By 2020, all cruise ships must burn fuel with a sulphur limit of 0.5%, regardless of where in the world they are operating, and considerable investment is required to bring sulphur levels down from the current standard of 1%. Fetten points to the Sunshine as an example of Carnival’s commitment to developing sustainable vessels capable of complying with increasingly stringent legislation.
"Carnival Sunshine has undergone a lot of environmental upgrades, including implementing a plan to produce our own reliable water supply," says Fetten. "We have developed groundbreaking ‘scrubber’ technology, and we are installing scrubbers on many of our ships throughout the Carnival family to comply with the EPA and IMO rules governing low-sulphur fuels and related emissions that come into force in 2015.
"We are also installing new chillers to enhance the efficiency and reduce the CO2 footprint of our air-conditioning systems, the biggest consumers of energy. So there are numerous initiatives, such as this, that are introduced at times like these when the ship is out of service for some time."
Recovery position
The precipitous drop in the cost of new builds across the globe has coincided with increased demand for upgrade and refurbishment projects as shipyards chase new business and cruise operators look to upgrade aging fleets, revitalise brand and comply with safety and environmental regulations.
Against this backdrop, does Fetten think that the cruise ship refurbishment and upgrade market will remain buoyant at the expense of new builds?
"From the new-build side, everything runs in relation to branding − every brand has their own ideas and growth projections − but more important are brand enhancements," he says. "A ship that was designed or built 15-18 years ago may not be part of the philosophy today, so of course every brand would like to adjust that ship to a new brand-vision for a reasonable amount of money.

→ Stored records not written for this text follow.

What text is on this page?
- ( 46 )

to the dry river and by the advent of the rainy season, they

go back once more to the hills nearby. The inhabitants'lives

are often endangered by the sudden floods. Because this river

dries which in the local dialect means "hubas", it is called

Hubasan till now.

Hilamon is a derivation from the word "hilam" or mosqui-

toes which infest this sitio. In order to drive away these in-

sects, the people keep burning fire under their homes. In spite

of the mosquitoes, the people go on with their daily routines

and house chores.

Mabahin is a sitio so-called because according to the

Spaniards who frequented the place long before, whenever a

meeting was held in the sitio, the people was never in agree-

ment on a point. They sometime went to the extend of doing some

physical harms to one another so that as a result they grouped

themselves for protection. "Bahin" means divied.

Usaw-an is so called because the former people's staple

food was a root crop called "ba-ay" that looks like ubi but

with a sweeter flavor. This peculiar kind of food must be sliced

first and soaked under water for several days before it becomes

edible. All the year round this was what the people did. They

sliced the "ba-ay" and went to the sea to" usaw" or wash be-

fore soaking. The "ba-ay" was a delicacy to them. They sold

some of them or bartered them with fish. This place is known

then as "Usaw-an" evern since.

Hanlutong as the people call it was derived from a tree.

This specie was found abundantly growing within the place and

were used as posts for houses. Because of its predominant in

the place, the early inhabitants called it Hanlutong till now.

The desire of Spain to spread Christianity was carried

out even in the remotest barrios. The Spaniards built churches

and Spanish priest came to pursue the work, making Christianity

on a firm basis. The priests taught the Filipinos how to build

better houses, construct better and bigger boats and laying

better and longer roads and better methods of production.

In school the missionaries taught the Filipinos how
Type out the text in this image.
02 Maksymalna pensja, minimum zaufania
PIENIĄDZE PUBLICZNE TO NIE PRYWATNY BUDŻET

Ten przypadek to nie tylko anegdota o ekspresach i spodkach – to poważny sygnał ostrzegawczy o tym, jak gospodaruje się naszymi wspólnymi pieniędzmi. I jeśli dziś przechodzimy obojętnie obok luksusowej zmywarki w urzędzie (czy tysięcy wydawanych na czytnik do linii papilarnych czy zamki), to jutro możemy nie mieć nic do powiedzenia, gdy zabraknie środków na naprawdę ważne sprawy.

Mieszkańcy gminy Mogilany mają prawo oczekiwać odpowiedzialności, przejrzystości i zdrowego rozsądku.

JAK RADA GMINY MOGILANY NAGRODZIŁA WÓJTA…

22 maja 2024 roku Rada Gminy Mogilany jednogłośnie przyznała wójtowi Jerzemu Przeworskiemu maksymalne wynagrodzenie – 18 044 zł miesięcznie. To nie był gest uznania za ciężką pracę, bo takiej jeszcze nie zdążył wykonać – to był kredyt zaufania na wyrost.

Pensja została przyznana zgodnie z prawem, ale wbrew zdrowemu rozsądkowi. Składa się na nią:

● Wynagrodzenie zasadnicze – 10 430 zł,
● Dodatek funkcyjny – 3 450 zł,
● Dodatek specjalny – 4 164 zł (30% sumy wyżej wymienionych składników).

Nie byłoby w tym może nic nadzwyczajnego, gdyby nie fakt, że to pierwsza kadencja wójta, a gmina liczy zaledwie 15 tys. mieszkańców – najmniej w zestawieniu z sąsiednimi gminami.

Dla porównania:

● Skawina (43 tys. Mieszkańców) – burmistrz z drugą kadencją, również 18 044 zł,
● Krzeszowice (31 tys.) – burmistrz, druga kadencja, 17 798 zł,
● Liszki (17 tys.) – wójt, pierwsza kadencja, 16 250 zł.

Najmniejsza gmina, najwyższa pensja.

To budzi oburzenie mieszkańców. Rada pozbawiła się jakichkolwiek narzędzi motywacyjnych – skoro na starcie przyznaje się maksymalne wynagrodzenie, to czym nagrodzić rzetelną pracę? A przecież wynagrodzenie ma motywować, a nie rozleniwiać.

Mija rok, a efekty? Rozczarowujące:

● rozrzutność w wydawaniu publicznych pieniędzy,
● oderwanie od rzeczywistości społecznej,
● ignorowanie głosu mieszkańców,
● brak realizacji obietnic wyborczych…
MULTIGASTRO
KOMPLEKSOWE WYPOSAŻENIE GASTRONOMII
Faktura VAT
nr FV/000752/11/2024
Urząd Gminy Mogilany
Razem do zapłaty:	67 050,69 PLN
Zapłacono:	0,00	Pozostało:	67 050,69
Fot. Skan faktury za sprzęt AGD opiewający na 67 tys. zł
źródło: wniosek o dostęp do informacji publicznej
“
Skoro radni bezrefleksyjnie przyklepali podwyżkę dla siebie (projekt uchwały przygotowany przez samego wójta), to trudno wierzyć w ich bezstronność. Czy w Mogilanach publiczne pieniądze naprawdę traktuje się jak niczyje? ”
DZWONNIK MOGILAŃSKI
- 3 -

"Here’s my wish – that shipyards in Europe could take on bigger turnkey jobs, because then we wouldn’t need to do so many refurbishment projects in a given year. These projects tend to have a minimum preparation time of 12-18 months, and if you occupy up to 20 project managers on each project, you simply can’t do a hundred of them each year, which we might need to do. When you consider the average age of some of our ships, then you can see how much work we have in front of us."